The Social Security Administration has shared the projected 2026 cost-of-living adjustments (COLA) and the new wage base limit for payroll taxes. These updates may impact benefits and taxable earnings. 


Important Changes


A few of the major changes to expect in 2026: 


  • Cost-of-Living Adjustment (COLA): Increase of approximately 2.8% starting January 2026. Average benefits are expected to increase by about $56 per month, depending on individual benefit levels.  

  • Wage Base: Increased to $184,500 (from $176,100).  

  • Monthly Benefits: Increased to $4,152 (from $4,018).  

  • Earnings Limit: Increased to $24,480 for under full retirement status. Increased to $65,160 for full retirement age status.  


The Personal Impact: What the New Social Security Figures Mean for You 


The latest Social Security adjustments will influence both your take-home income and your long-term retirement benefits. Taking time now to understand what these changes mean for you can help you make smarter, more strategic choices as you plan for 2026 and beyond. 


For Retirees 

  1. You can expect a minor increase; however, higher Medicare premiums may reduce the net benefit. 

  1. Rising costs in other areas could still outweigh the benefit increase. 

For Workers 

  1. More of your income will be taxed for Social Security. 

  1. Employees and business owners will pay higher Social Security contributions. 

For Workers Receiving Benefits  

  1. The higher earnings limit means you can earn more before your benefits are reduced. 

Why Is It Changing? 


Each year, Social Security adjusts to keep pace with changes in the economy.
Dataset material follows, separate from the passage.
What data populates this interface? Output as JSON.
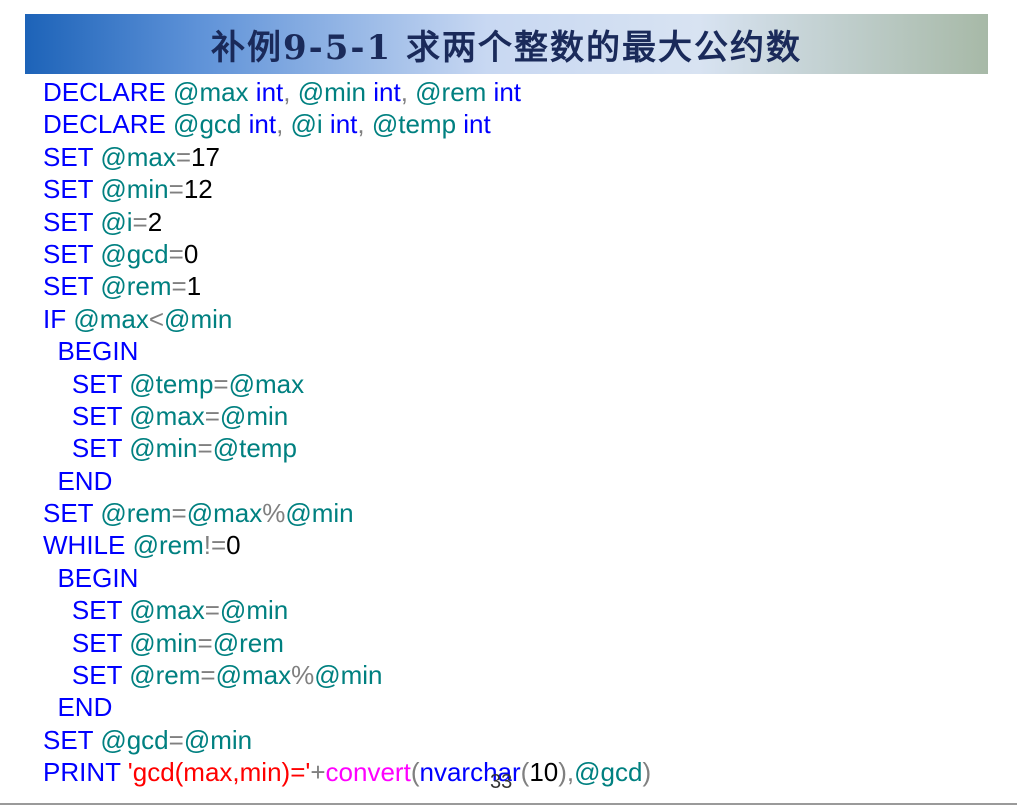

These changes are meant to help maintain the program’s purchasing power for retirees and its financial stability over time. 


  • Cost-of-Living Adjustment (COLA) 

    • This is based on the CPI-W inflation index  

    • Helps to keep up with rising prices  

  • Wage Base  

    • Taxable earnings cap rises with national average wage index  

    • Increased so the system captures more payroll contributions 


Without these adjustments, inflation would erode retirees’ income and weaken the program’s financial base over time. 


What Should You Do Next? 


  • Review your My Social Security account to confirm your updated information. 

  • Contact Griffin & Furman, LLC for assistance in adjusting your 2026 budget, retirement projects, or tax withholdings. 

  • Keep in mind that smaller COLAs can be offset by healthcare or living costs, so review your cash-flow needs and plan accordingly.  


These annual adjustments may seem small, but they’re an important reminder to review your benefits, update your plans, and ensure your retirement strategy continues to align with your financial goals.